I varied alpha from -0.5 to 0.5 in increments of 0.1. In my implementation, a smaller, negative alpha focuses towards the back while a larger, positive alpha focuses towards the fron of the image.

Part 2: Aperture Adjustment

For aperture adjustment, I set an integer variable radius that is supposed to represent a radius of an aperture. A radius of 0 indicates the only image to be used is the center image. A radius of 1 includes the center image and the eight images surrounding the center image. As radius increases, I continue to add the images surrounding those from the prior radius.

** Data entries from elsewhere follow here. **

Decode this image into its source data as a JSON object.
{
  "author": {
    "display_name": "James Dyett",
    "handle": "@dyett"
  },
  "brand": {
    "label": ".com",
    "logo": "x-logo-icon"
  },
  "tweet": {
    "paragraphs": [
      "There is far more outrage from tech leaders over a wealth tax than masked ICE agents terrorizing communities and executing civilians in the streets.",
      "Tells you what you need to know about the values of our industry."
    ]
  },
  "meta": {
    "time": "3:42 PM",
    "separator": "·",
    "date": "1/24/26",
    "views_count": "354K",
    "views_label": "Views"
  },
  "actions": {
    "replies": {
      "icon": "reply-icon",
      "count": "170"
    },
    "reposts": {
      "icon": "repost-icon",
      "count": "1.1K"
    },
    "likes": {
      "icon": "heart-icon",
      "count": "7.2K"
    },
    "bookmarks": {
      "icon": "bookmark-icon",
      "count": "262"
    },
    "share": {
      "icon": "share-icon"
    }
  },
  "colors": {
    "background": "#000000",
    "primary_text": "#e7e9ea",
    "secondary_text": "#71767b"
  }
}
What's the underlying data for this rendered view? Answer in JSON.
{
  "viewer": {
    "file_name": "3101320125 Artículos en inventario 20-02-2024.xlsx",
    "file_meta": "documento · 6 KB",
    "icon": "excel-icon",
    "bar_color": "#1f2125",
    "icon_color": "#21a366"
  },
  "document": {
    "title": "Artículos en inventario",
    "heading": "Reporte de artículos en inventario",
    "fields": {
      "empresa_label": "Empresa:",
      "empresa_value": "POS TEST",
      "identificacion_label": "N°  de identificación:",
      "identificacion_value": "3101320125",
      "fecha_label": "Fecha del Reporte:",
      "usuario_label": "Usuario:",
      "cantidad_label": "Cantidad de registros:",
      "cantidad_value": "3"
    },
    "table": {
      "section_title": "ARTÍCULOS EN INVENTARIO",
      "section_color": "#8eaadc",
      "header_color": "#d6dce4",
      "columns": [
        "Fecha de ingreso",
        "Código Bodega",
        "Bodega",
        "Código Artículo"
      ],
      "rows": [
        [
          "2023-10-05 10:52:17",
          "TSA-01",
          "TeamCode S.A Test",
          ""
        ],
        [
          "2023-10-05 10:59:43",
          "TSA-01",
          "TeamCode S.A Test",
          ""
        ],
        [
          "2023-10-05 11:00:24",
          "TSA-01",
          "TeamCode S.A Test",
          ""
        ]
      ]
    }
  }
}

This gif starts at radius = 0 (infinite depth of field) and increases to radius = 8 (small depth of field). At radius = 8, the silver chess pieces at the top right corner are the objects that are mainly in focus.

Part 3: Summary

In this project, I learned that by capturing light field data, I can refocus the depth and adjust the aperture, using only images. I'm amazed that I can do these things with a dataset of fewer than 300 images as I thought it would be more difficult.